Sitting down with a hot cup of coffee, a piece of cake and a glossy magazine is one of my favourite weekend treats, and discovering a new title that is fresh and innovative is just the bees knees.
In all honesty I stopped buying tattoo magazines a few years ago, partly because they all seemed to start out so well and then become a bit samey but also because I had started discovering new artists via Tumblr and Instagram far more often than in print.
Things & Ink bills itself as "a new style of tattoo magazine that embraces female tattoo culture, for artists, collectors and those yet to go under the needle. Each issue is filled with beautiful images, real-life stories, tattoos, opinion pieces, fashion, inspiration, art, artists, history, beauty and much more" and it doesn't disappoint.
I love that the magazine reads a lot like a good blog, perhaps because a lot of the contributors are bloggers themselves. The layouts are really pretty and the actual quality of the magazine is great. I think the main thing that drew me in was that so many respected artists have been getting involved with the publication. So far they have chosen two great lady tattooers to grace the cover - below is a little behind the scenes video from the second cover shoot with the beautiful Cassandra Frances.
Full of great interviews, thought provoking articles about what it means to be a tattooed woman, great little product round ups, tattoo history and lovely artwork produced specially for the magazine by some of the UK's best artists it really is a great read and a must for any tattoo collector that appreciates the culture and lifestyle that comes with it. You can order issue 2 here or if you want to start your collection properly you can get a discounted bundle of issues 1 & 2 here.
And now onto the cake! Every year I get Pete to pick out a birthday cake from my collection of recipe books, then I mess around with it and give it the Nancy factor. This year he chose the espresso brazil nut cake from Short and Sweet by Dan Lepard - you can find the original recipe here.
As Dan says one of the problems with a coffee and walnut cake is that quite often you get a few bitter walnuts in your batch and that taints the whole cake. Brazil nuts are buttery and delicious and so I figured why not amp up the richness with some sweet and silky salted caramel. Holy wow did it work. Cream cheese in the icing was the obvious way to counteract the sweetness and using golden caster sugar in the cake layers worked perfectly with the ground brazils to give a super moist and tender crumb.
Basically, you must try this cake!
Caramelised Coffee and Brazil Nut Cake
Serves 10-12
Cake Ingredients
125g golden caster sugar
100g caster sugar
225g butter
4 eggs (preferably large)
1 tsp vanilla bean paste or vanilla extract
225g self raising flour
100g brazil nuts, ground or finely chopped
20g fine ground instant coffee (or normal instant ground to a powder)

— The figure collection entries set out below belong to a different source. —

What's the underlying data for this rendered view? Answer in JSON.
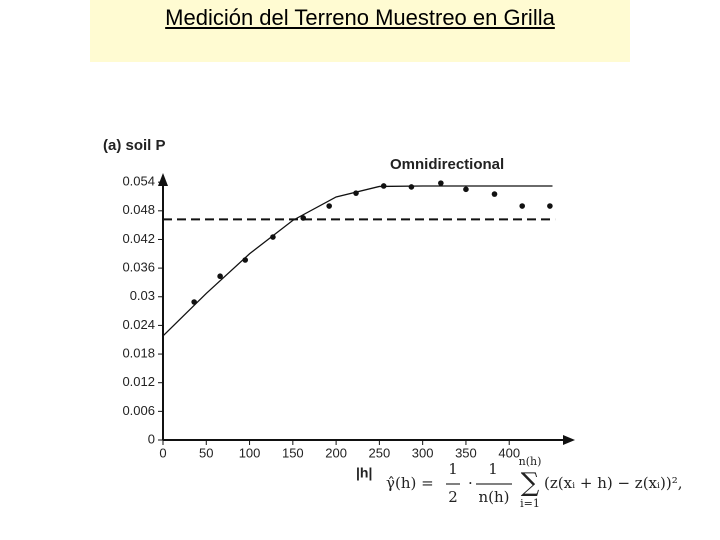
{
  "title": "Medición del Terreno Muestreo en Grilla",
  "chart_data": {
    "type": "scatter",
    "panel_label": "(a) soil P",
    "annotation": "Omnidirectional",
    "x_label": "|h|",
    "x": [
      36,
      66,
      95,
      127,
      162,
      192,
      223,
      255,
      287,
      321,
      350,
      383,
      415,
      447
    ],
    "values": [
      0.0289,
      0.0343,
      0.0377,
      0.0425,
      0.0465,
      0.049,
      0.0517,
      0.0532,
      0.053,
      0.0538,
      0.0525,
      0.0515,
      0.049,
      0.049
    ],
    "color": "#111111",
    "model": {
      "x": [
        0,
        50,
        100,
        150,
        200,
        250,
        300,
        350,
        400,
        450
      ],
      "values": [
        0.0218,
        0.0307,
        0.039,
        0.046,
        0.0509,
        0.0531,
        0.0532,
        0.0532,
        0.0532,
        0.0532
      ]
    },
    "reference_line": {
      "value": 0.0462,
      "x": [
        0,
        453
      ]
    },
    "xlim": [
      0,
      476
    ],
    "ylim": [
      0,
      0.0555
    ],
    "xticks": [
      0,
      50,
      100,
      150,
      200,
      250,
      300,
      350,
      400
    ],
    "yticks": [
      0,
      0.006,
      0.012,
      0.018,
      0.024,
      0.03,
      0.036,
      0.042,
      0.048,
      0.054
    ],
    "grid": false
  },
  "formula": {
    "lhs": "γ̂(h) =",
    "frac1_num": "1",
    "frac1_den": "2",
    "dot": "·",
    "frac2_num": "1",
    "frac2_den": "n(h)",
    "sum_top": "n(h)",
    "sum_symbol": "∑",
    "sum_bottom": "i=1",
    "body": "(z(xᵢ + h) − z(xᵢ))²,"
  }
}
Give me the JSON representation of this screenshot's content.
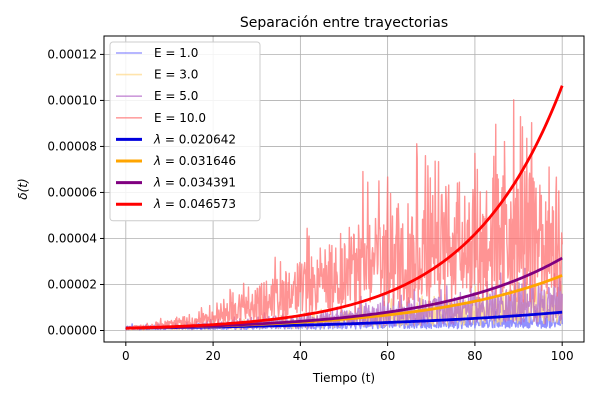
{
  "chart_data": {
    "type": "line",
    "title": "Separación entre trayectorias",
    "xlabel": "Tiempo (t)",
    "ylabel": "δ(t)",
    "xlim": [
      -5,
      105
    ],
    "ylim": [
      -5e-06,
      0.000128
    ],
    "x_ticks": [
      0,
      20,
      40,
      60,
      80,
      100
    ],
    "x_tick_labels": [
      "0",
      "20",
      "40",
      "60",
      "80",
      "100"
    ],
    "y_ticks": [
      0,
      2e-05,
      4e-05,
      6e-05,
      8e-05,
      0.0001,
      0.00012
    ],
    "y_tick_labels": [
      "0.00000",
      "0.00002",
      "0.00004",
      "0.00006",
      "0.00008",
      "0.00010",
      "0.00012"
    ],
    "grid": true,
    "legend_position": "upper-left",
    "raw_series": [
      {
        "name": "E = 1.0",
        "color": "#6b6bff",
        "peak_envelope": [
          [
            0,
            3e-06
          ],
          [
            20,
            3.5e-06
          ],
          [
            40,
            5e-06
          ],
          [
            60,
            7e-06
          ],
          [
            80,
            9e-06
          ],
          [
            100,
            1e-05
          ]
        ]
      },
      {
        "name": "E = 3.0",
        "color": "#ffd580",
        "peak_envelope": [
          [
            0,
            2e-06
          ],
          [
            20,
            4e-06
          ],
          [
            40,
            8e-06
          ],
          [
            60,
            1.4e-05
          ],
          [
            80,
            2e-05
          ],
          [
            100,
            2.6e-05
          ]
        ]
      },
      {
        "name": "E = 5.0",
        "color": "#b266c8",
        "peak_envelope": [
          [
            0,
            2e-06
          ],
          [
            20,
            5e-06
          ],
          [
            40,
            1e-05
          ],
          [
            60,
            1.7e-05
          ],
          [
            80,
            2.5e-05
          ],
          [
            100,
            3e-05
          ]
        ]
      },
      {
        "name": "E = 10.0",
        "color": "#ff7070",
        "peak_envelope": [
          [
            0,
            2e-06
          ],
          [
            20,
            1.2e-05
          ],
          [
            40,
            4.5e-05
          ],
          [
            60,
            8e-05
          ],
          [
            80,
            0.000105
          ],
          [
            100,
            0.0001
          ]
        ]
      }
    ],
    "fit_series": [
      {
        "name": "λ = 0.020642",
        "label_prefix": "λ",
        "label_value": "= 0.020642",
        "lambda": 0.020642,
        "amplitude": 1.01e-06,
        "color": "#0000dd"
      },
      {
        "name": "λ = 0.031646",
        "label_prefix": "λ",
        "label_value": "= 0.031646",
        "lambda": 0.031646,
        "amplitude": 1.01e-06,
        "color": "#ffa500"
      },
      {
        "name": "λ = 0.034391",
        "label_prefix": "λ",
        "label_value": "= 0.034391",
        "lambda": 0.034391,
        "amplitude": 1.01e-06,
        "color": "#800080"
      },
      {
        "name": "λ = 0.046573",
        "label_prefix": "λ",
        "label_value": "= 0.046573",
        "lambda": 0.046573,
        "amplitude": 1.01e-06,
        "color": "#ff0000"
      }
    ]
  }
}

40ml double cream (or milk)
Salted Caramel Sauce Ingredients
75g good quality unsalted butter
50g golden caster sugar
50g caster sugar
50g golden syrup
125ml double cream
1 tsp sea salt
Icing Recipe
200g full fat cream cheese
1 tsp vanilla bean paste or vanilla extract
100-200g icing sugar
salted caramel sauce
Cake Method
Preheat the oven to 170C and butter and line two 8" cake tins.
Cream the sugars and butter together until they are really pale and fluffy -about 3-5 minutes. Now add the eggs one at a time beating well after each addition and the stir in the vanilla. Sift together the self raising flour, ground nuts and coffee and add to the butter mixture and stir until just combined. Add the cream (or milk) and stir until smooth and add a nice droppin consistency.
Divide between the two tins and smooth over, then tap the tins a few times on the work surface to knock out any air bubbles. Bake for 20-25 minutes, remove from the oven and let sit for 5 minutes before removing from their tins to cool completely. While the cakes are cooling make the salted caramel sauce.
Caramel Sauce Method
Melt the butter, sugars and golden syrup together over a medium heat and simmer for 3 minutes swirling occasionally - don't stir or the sugars will crysallise and the caramel world will end. Remove from the heat and whisk in the cream and 1/2 tsp salt - taste a little (careful it's hot!) to check if the salt levels are ok, I usually add the full tsp or sometimes more but its completely up to you. When its just right set it to one side to cool.
Icing Method
Whip the cream cheese, vanilla paste and 100g of icing sugar together until smooth and creamy, then add the salted caramel sauce a few tablespoons at a time until you have the flavour you want. If it gets too runny add a little more icing sugar.
Cake Construction
Take your first cake layer and trim off the top so its flat. Pour over a few tablespoons of the caramel suace and smooth it over so it soaks into the sponge. Spread on a nice thick layer of the cream cheese icing and top with the second cake layer - I don't bother trimming this one down as I like the dome but you can if you want. Smooth over another thick layer of icing and drizzle with some more caramel sauce - it looks great if you let it drizzle down the sides onto your cake plate!
Enjoy with a big mug of coffee, or with a cocktail like I did last night. Perfection!